Garbage proposal raises a stink

Garbage proposal raises a stink

Garbage dumps will be set up across the city for waste segregation

Vaishalli Chandra. Bangalore

It looks like the Bruhat Bangalore Mahanagara Palike (BBMP) has finally cracked the code on the city's ever-rising garbage problem.
If all goes as planned, the city will soon have de-centralised waste segregation units at various locations. But residents may not be ready to turn up their nose. After all, the stench may not be easily ignored. But a dumping yard in your area may soon be a reality.
Two hundred transfer or disposal points have been identified by the Palike in the city where solid waste will be segregated and processed.
The civic body has prepared the first-ever master plan for solid waste management and is all set to get the green signal from the urban development department.
BBMP has allocated Rs249.58 crore towards solid waste management in its 2009-2010 budget. This will include expenditure for the de-centralised waste segregation units among many others (Box on SWM).
De-centralised waste segregation units to be established at various locations. This means that BBMP will identify transfer locations or points within an area where the collected garbage will be dumped.
It will then be segregated into biodegradable and non-biodegradable. The organic waste will be processed and used as compost that can be used in BBMP parks. Plastic will be segregated and processed to be used as a binder for asphalting roads.

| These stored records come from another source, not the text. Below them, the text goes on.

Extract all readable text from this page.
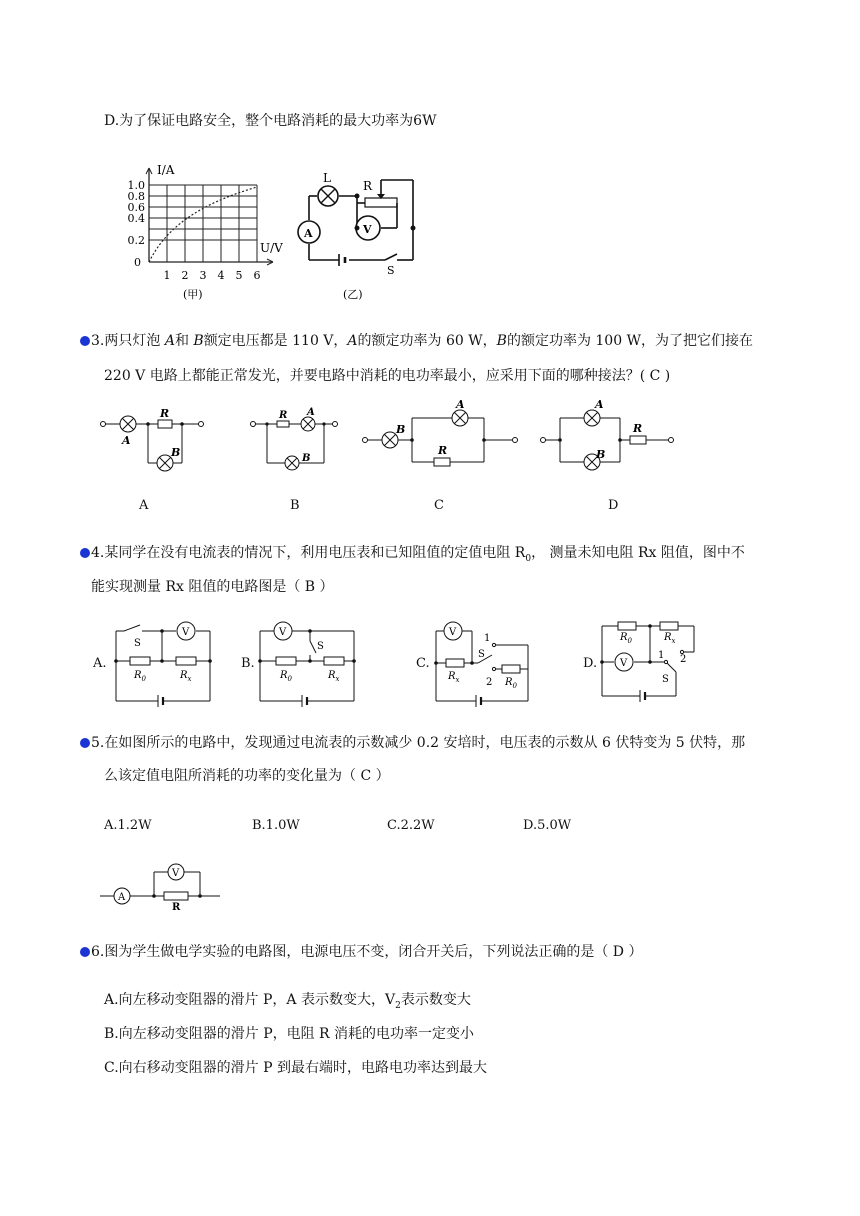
D.为了保证电路安全，整个电路消耗的最大功率为6W
I/A
U/V
1.0
0.8
0.6
0.4
0.2
0
1 2 3 4 5 6
(甲)
L
R
A	V
S
(乙)
3.两只灯泡 A和 B额定电压都是 110 V，A的额定功率为 60 W，B的额定功率为 100 W，为了把它们接在
220 V 电路上都能正常发光，并要电路中消耗的电功率最小，应采用下面的哪种接法？( C )
A
R
B
R A
B
B
A
R
A
R
B
A	B	C	D
4.某同学在没有电流表的情况下，利用电压表和已知阻值的定值电阻 $R_0$， 测量未知电阻 Rx 阻值，图中不
能实现测量 Rx 阻值的电路图是（ B ）
A.
V
S
$R_0$	$R_x$
B.
V
S
$R_0$	$R_x$
C.
V
S
1
2
$R_x$	$R_0$
D. V
$R_0$	$R_x$
1 2
S
5.在如图所示的电路中，发现通过电流表的示数减少 0.2 安培时，电压表的示数从 6 伏特变为 5 伏特，那
么该定值电阻所消耗的功率的变化量为（ C ）
A.1.2W	B.1.0W	C.2.2W	D.5.0W
A
V
R
6.图为学生做电学实验的电路图，电源电压不变，闭合开关后，下列说法正确的是（ D ）
A.向左移动变阻器的滑片 P，A 表示数变大，$V_2$表示数变大
B.向左移动变阻器的滑片 P，电阻 R 消耗的电功率一定变小
C.向右移动变阻器的滑片 P 到最右端时，电路电功率达到最大
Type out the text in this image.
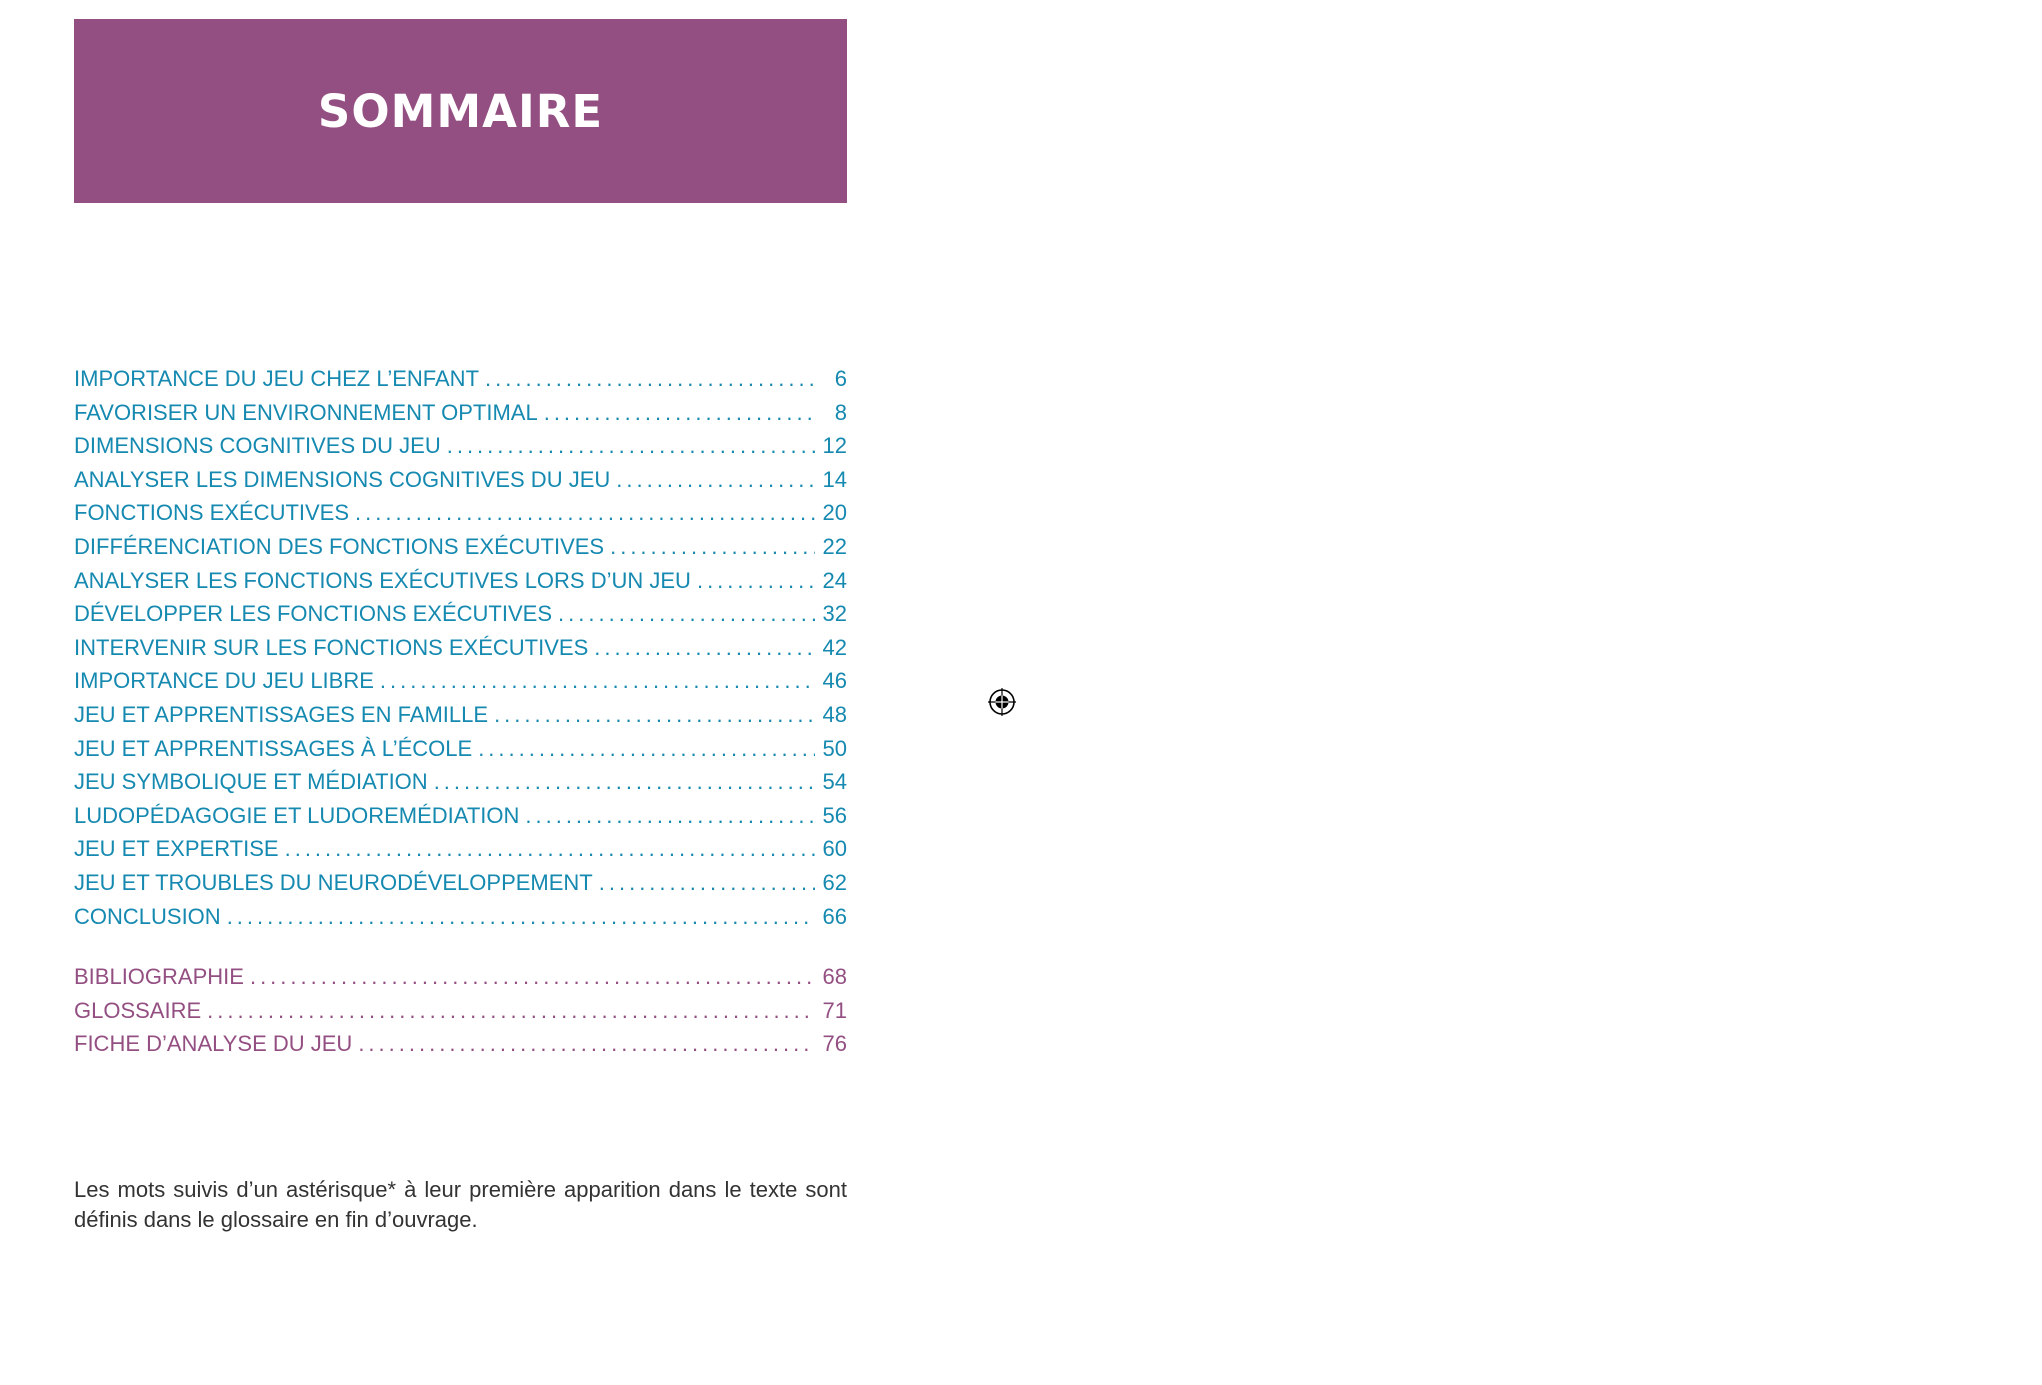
SOMMAIRE
IMPORTANCE DU JEU CHEZ L’ENFANT .....	6
FAVORISER UN ENVIRONNEMENT OPTIMAL .....	8
DIMENSIONS COGNITIVES DU JEU .....	12
ANALYSER LES DIMENSIONS COGNITIVES DU JEU .....	14
FONCTIONS EXÉCUTIVES .....	20
DIFFÉRENCIATION DES FONCTIONS EXÉCUTIVES .....	22
ANALYSER LES FONCTIONS EXÉCUTIVES LORS D’UN JEU .....	24
DÉVELOPPER LES FONCTIONS EXÉCUTIVES .....	32
INTERVENIR SUR LES FONCTIONS EXÉCUTIVES .....	42
IMPORTANCE DU JEU LIBRE .....	46
JEU ET APPRENTISSAGES EN FAMILLE .....	48
JEU ET APPRENTISSAGES À L’ÉCOLE .....	50
JEU SYMBOLIQUE ET MÉDIATION .....	54
LUDOPÉDAGOGIE ET LUDOREMÉDIATION .....	56
JEU ET EXPERTISE .....	60
JEU ET TROUBLES DU NEURODÉVELOPPEMENT .....	62
CONCLUSION .....	66
BIBLIOGRAPHIE .....	68
GLOSSAIRE .....	71
FICHE D’ANALYSE DU JEU .....	76

Les mots suivis d’un astérisque* à leur première apparition dans le texte sont définis dans le glossaire en fin d’ouvrage.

Non-biodegradable wastes will then be sent to landfill sites.
"At present, garbage is collected from the doorstep and is dumped at landfill sites which are situated some 50-60 km away from the city," says J Manjunath, former BBMP chief finance officer. But this is not a permanent solution for a city that produces 3,500 tonnes of waste everyday.
Citing the problems faced during waste disposal, Manjunath said, "Waste collection and disposal is outsourced and is hence service on contract basis. Many a times, contract lorries face protests from villagers who do not allow them to dump the garbage in the landfill. Sometimes, these lorries also dump garbage in storm water drains or in vacant sites."
He also pointed out that the undertaking could be very expensive.